Обращаюсь к рассказу. Лизавету Павловну, не пользовавшуюся расположением общества, боготворили зато все домашние: ради ее ласкового взгляда и приветливого слова каждый готов был в огонь и воду. Однажды, когда она опасно занемогла, прислуга вся впала в уныние, не всегда встречающееся в подобных случаях в барских домах. Оно не выражалось в приторных, лицемерных вздохах и аханьях, но ясно виделось на лице каждого; все молча бродили, как тени, порой только спрашивая друг у друга: «Каково барышне?» В доме Глыбиных на прислугу не смотрели как на низшую породу на ступенях создания, с которой нельзя говорить, не унизив чувства собственного достоинства; господин не брезгал подчас и посоветоваться с своими людьми, а русского простолюдина доброе слово, кажется, всего скорее способно привязать к вам. На водку дать, подарить на праздник целковый — дело еще не великой важности, это сделает иногда и тот, кто только что в ухо съездил. Доброе же, человеческое обращение куда как редко приходится встречать русскому простолюдину!

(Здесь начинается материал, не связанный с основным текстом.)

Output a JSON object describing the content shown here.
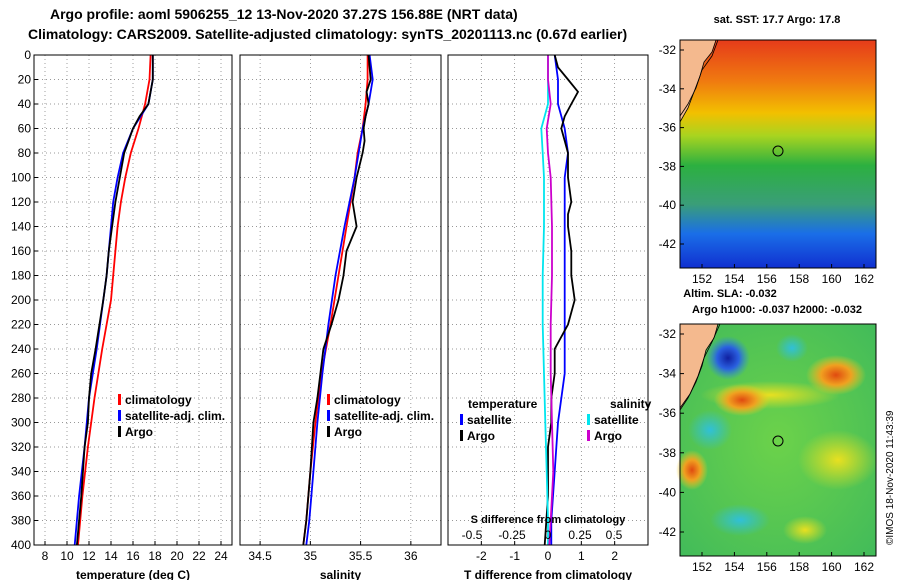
{
  "title_line1": "Argo profile: aoml 5906255_12 13-Nov-2020 37.27S 156.88E (NRT data)",
  "title_line2": "Climatology: CARS2009. Satellite-adjusted climatology: synTS_20201113.nc (0.67d earlier)",
  "watermark": "©IMOS 18-Nov-2020 11:43:39",
  "colors": {
    "climatology": "#ff0000",
    "satellite": "#0000ff",
    "argo": "#000000",
    "sat_salinity": "#00e5ee",
    "argo_salinity": "#cc00cc"
  },
  "chart_data": [
    {
      "id": "temperature",
      "type": "line",
      "xlabel": "temperature (deg C)",
      "xlim": [
        7,
        25
      ],
      "xticks": [
        "8",
        "10",
        "12",
        "14",
        "16",
        "18",
        "20",
        "22",
        "24"
      ],
      "xtick_values": [
        8,
        10,
        12,
        14,
        16,
        18,
        20,
        22,
        24
      ],
      "ylim": [
        0,
        400
      ],
      "yticks": [
        "0",
        "20",
        "40",
        "60",
        "80",
        "100",
        "120",
        "140",
        "160",
        "180",
        "200",
        "220",
        "240",
        "260",
        "280",
        "300",
        "320",
        "340",
        "360",
        "380",
        "400"
      ],
      "ytick_values": [
        0,
        20,
        40,
        60,
        80,
        100,
        120,
        140,
        160,
        180,
        200,
        220,
        240,
        260,
        280,
        300,
        320,
        340,
        360,
        380,
        400
      ],
      "legend": [
        "climatology",
        "satellite-adj. clim.",
        "Argo"
      ],
      "series": [
        {
          "name": "climatology",
          "color": "#ff0000",
          "depth": [
            0,
            20,
            40,
            60,
            80,
            100,
            120,
            140,
            160,
            180,
            200,
            240,
            280,
            320,
            360,
            400
          ],
          "values": [
            17.6,
            17.5,
            17.1,
            16.5,
            15.8,
            15.3,
            14.9,
            14.6,
            14.4,
            14.2,
            14.0,
            13.2,
            12.5,
            11.9,
            11.4,
            11.0
          ]
        },
        {
          "name": "satellite-adj. clim.",
          "color": "#0000ff",
          "depth": [
            0,
            10,
            20,
            40,
            60,
            80,
            100,
            120,
            140,
            160,
            180,
            200,
            240,
            280,
            320,
            360,
            400
          ],
          "values": [
            17.8,
            17.8,
            17.8,
            17.4,
            16.0,
            15.1,
            14.6,
            14.2,
            14.0,
            13.8,
            13.6,
            13.3,
            12.7,
            12.0,
            11.6,
            11.1,
            10.7
          ]
        },
        {
          "name": "Argo",
          "color": "#000000",
          "depth": [
            0,
            10,
            20,
            30,
            40,
            50,
            60,
            70,
            80,
            100,
            120,
            140,
            160,
            180,
            200,
            240,
            260,
            280,
            300,
            320,
            360,
            380,
            400
          ],
          "values": [
            17.8,
            17.8,
            17.8,
            17.6,
            17.4,
            16.6,
            16.0,
            15.6,
            15.2,
            14.8,
            14.4,
            14.1,
            13.8,
            13.6,
            13.3,
            12.6,
            12.2,
            12.0,
            11.9,
            11.6,
            11.3,
            11.1,
            10.9
          ]
        }
      ]
    },
    {
      "id": "salinity",
      "type": "line",
      "xlabel": "salinity",
      "xlim": [
        34.3,
        36.3
      ],
      "xticks": [
        "34.5",
        "35",
        "35.5",
        "36"
      ],
      "xtick_values": [
        34.5,
        35,
        35.5,
        36
      ],
      "ylim": [
        0,
        400
      ],
      "legend": [
        "climatology",
        "satellite-adj. clim.",
        "Argo"
      ],
      "series": [
        {
          "name": "climatology",
          "color": "#ff0000",
          "depth": [
            0,
            20,
            40,
            60,
            80,
            100,
            140,
            180,
            220,
            260,
            300,
            340,
            380,
            400
          ],
          "values": [
            35.57,
            35.57,
            35.55,
            35.52,
            35.47,
            35.44,
            35.36,
            35.28,
            35.2,
            35.11,
            35.05,
            35.0,
            34.96,
            34.93
          ]
        },
        {
          "name": "satellite-adj. clim.",
          "color": "#0000ff",
          "depth": [
            0,
            20,
            40,
            60,
            80,
            100,
            140,
            180,
            220,
            260,
            300,
            340,
            380,
            400
          ],
          "values": [
            35.59,
            35.62,
            35.58,
            35.52,
            35.48,
            35.44,
            35.34,
            35.25,
            35.18,
            35.12,
            35.07,
            35.03,
            34.99,
            34.96
          ]
        },
        {
          "name": "Argo",
          "color": "#000000",
          "depth": [
            0,
            10,
            20,
            30,
            40,
            50,
            60,
            70,
            80,
            100,
            120,
            140,
            160,
            180,
            200,
            220,
            240,
            260,
            280,
            300,
            340,
            380,
            400
          ],
          "values": [
            35.58,
            35.59,
            35.6,
            35.56,
            35.58,
            35.55,
            35.53,
            35.54,
            35.52,
            35.46,
            35.42,
            35.46,
            35.36,
            35.33,
            35.28,
            35.21,
            35.13,
            35.1,
            35.07,
            35.03,
            35.0,
            34.96,
            34.93
          ]
        }
      ]
    },
    {
      "id": "difference",
      "type": "line",
      "xlabel": "T difference from climatology",
      "xlim": [
        -3,
        3
      ],
      "xticks": [
        "-2",
        "-1",
        "0",
        "1",
        "2"
      ],
      "xtick_values": [
        -2,
        -1,
        0,
        1,
        2
      ],
      "xlabel2": "S difference from climatology",
      "xticks2": [
        "-0.5",
        "-0.25",
        "0",
        "0.25",
        "0.5"
      ],
      "ylim": [
        0,
        400
      ],
      "legend_t_title": "temperature",
      "legend_s_title": "salinity",
      "legend_t": [
        "satellite",
        "Argo"
      ],
      "legend_s": [
        "satellite",
        "Argo"
      ],
      "series": [
        {
          "name": "T satellite",
          "color": "#0000ff",
          "depth": [
            0,
            20,
            40,
            60,
            80,
            100,
            140,
            180,
            220,
            260,
            300,
            340,
            380,
            400
          ],
          "values": [
            0.2,
            0.3,
            0.3,
            0.5,
            0.6,
            0.5,
            0.5,
            0.5,
            0.5,
            0.5,
            0.3,
            0.2,
            0.1,
            0.1
          ]
        },
        {
          "name": "T Argo",
          "color": "#000000",
          "depth": [
            0,
            10,
            20,
            30,
            40,
            50,
            60,
            70,
            80,
            100,
            120,
            130,
            140,
            160,
            180,
            200,
            220,
            240,
            260,
            280,
            300,
            320,
            360,
            400
          ],
          "values": [
            0.2,
            0.3,
            0.6,
            0.9,
            0.7,
            0.5,
            0.4,
            0.5,
            0.6,
            0.6,
            0.7,
            0.6,
            0.6,
            0.7,
            0.7,
            0.8,
            0.6,
            0.2,
            0.2,
            0.1,
            0.1,
            0.0,
            0.0,
            -0.1
          ]
        },
        {
          "name": "S satellite",
          "color": "#00e5ee",
          "depth": [
            0,
            20,
            40,
            60,
            80,
            100,
            140,
            180,
            220,
            260,
            300,
            340,
            380,
            400
          ],
          "values": [
            0.0,
            0.0,
            0.0,
            -0.05,
            -0.04,
            -0.03,
            -0.03,
            -0.04,
            -0.04,
            -0.03,
            -0.02,
            -0.01,
            0.0,
            0.0
          ]
        },
        {
          "name": "S Argo",
          "color": "#cc00cc",
          "depth": [
            0,
            20,
            40,
            60,
            80,
            100,
            140,
            180,
            220,
            260,
            300,
            340,
            380,
            400
          ],
          "values": [
            0.0,
            0.0,
            0.02,
            -0.01,
            0.0,
            0.02,
            0.03,
            0.03,
            0.02,
            0.02,
            0.03,
            0.04,
            0.02,
            0.01
          ]
        }
      ]
    }
  ],
  "maps": [
    {
      "id": "sst-map",
      "title": "sat. SST: 17.7 Argo: 17.8",
      "xticks": [
        "152",
        "154",
        "156",
        "158",
        "160",
        "162"
      ],
      "yticks": [
        "-32",
        "-34",
        "-36",
        "-38",
        "-40",
        "-42"
      ]
    },
    {
      "id": "sla-map",
      "title_top": "Altim. SLA: -0.032",
      "title": "Argo h1000: -0.037 h2000: -0.032",
      "xticks": [
        "152",
        "154",
        "156",
        "158",
        "160",
        "162"
      ],
      "yticks": [
        "-32",
        "-34",
        "-36",
        "-38",
        "-40",
        "-42"
      ]
    }
  ]
}
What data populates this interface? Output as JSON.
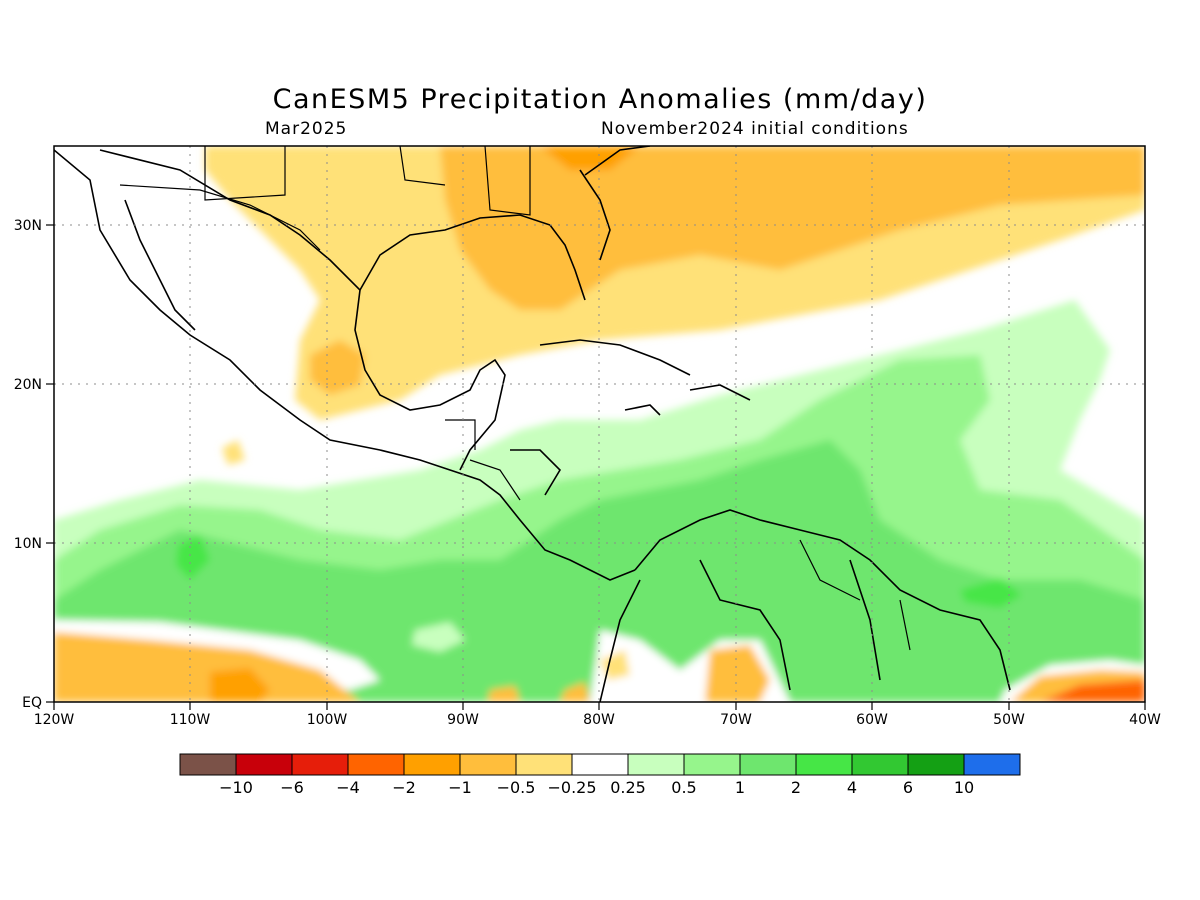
{
  "title": "CanESM5 Precipitation Anomalies (mm/day)",
  "valid_month": "Mar2025",
  "init_conditions": "November2024 initial conditions",
  "map": {
    "lon_ticks": [
      "120W",
      "110W",
      "100W",
      "90W",
      "80W",
      "70W",
      "60W",
      "50W",
      "40W"
    ],
    "lat_ticks": [
      "EQ",
      "10N",
      "20N",
      "30N"
    ],
    "lon_range": [
      -120,
      -40
    ],
    "lat_range": [
      0,
      35
    ]
  },
  "colorbar": {
    "colors": [
      "#7b5248",
      "#c8000a",
      "#e61e0a",
      "#ff6400",
      "#ffa000",
      "#ffbe3c",
      "#ffe178",
      "#ffffff",
      "#c8ffbe",
      "#96f58c",
      "#6ee66e",
      "#46e646",
      "#32c832",
      "#14a014",
      "#1e6eeb"
    ],
    "labels": [
      "−10",
      "−6",
      "−4",
      "−2",
      "−1",
      "−0.5",
      "−0.25",
      "0.25",
      "0.5",
      "1",
      "2",
      "4",
      "6",
      "10"
    ]
  }
}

Образ жизни Лизавета Павловна вела скромный и уединенный. Она, пожалуй, не прочь была и повеселиться, но частых выездов не любила, как не любила тратить отцовские деньги на наряды, и хотя одевалась всегда даже с кокетливым изяществом, но изящество это не переходило в роскошь. Она довольствовалась простеньким фуляром, кисеей, а иногда и холстиной; но платье сидело на ней зато так хорошо, талия ее была так стройна, а воротнички и манжеты, вышитые ею самою, были так милы и такой снежной белизны, что, кажется, никакой пышный наряд не сделал бы ее лучше. В характере Лизаветы Павловны было несколько и отцовской серьезности. Она рано начала думать и отдавать себе отчет во всем происходившем около нее; читать ей давали не все без разбора, и благодаря этому воображение ее, от природы пылкое, не развилось в ущерб других способностей. Она очень любила музыку и целые вечера проводила, разыгрывая на фортепьяно какую-нибудь трудную классическую пьесу. Музыка сделалась для нее потребностью, такою же, как хлеб и вода; отец ее, тоже страстный меломан, боялся, чтобы после замужества, когда у нее явятся новые обязанности, она не бросила ее подобно большей части наших девушек, которых учат играть для того только, чтобы похвастаться перед публикой; он наконец совершенно успокоился на этот счет, убедясь, что Лизавета Павловна никогда, ни за что не бросит музыки. «Ведь не мешала же ей теперь музыка заниматься хозяйством, которое почти все лежало на ней,— думал старик,— не пренебрегала же она для нее прозаическими домашними занятиями! Она не любит праздности, не любит таскаться с визитами и по лавкам, не любит сидеть, сложа руки, а это главное. Бог даст, и в свое собственное хозяйство перенесет эти привычки».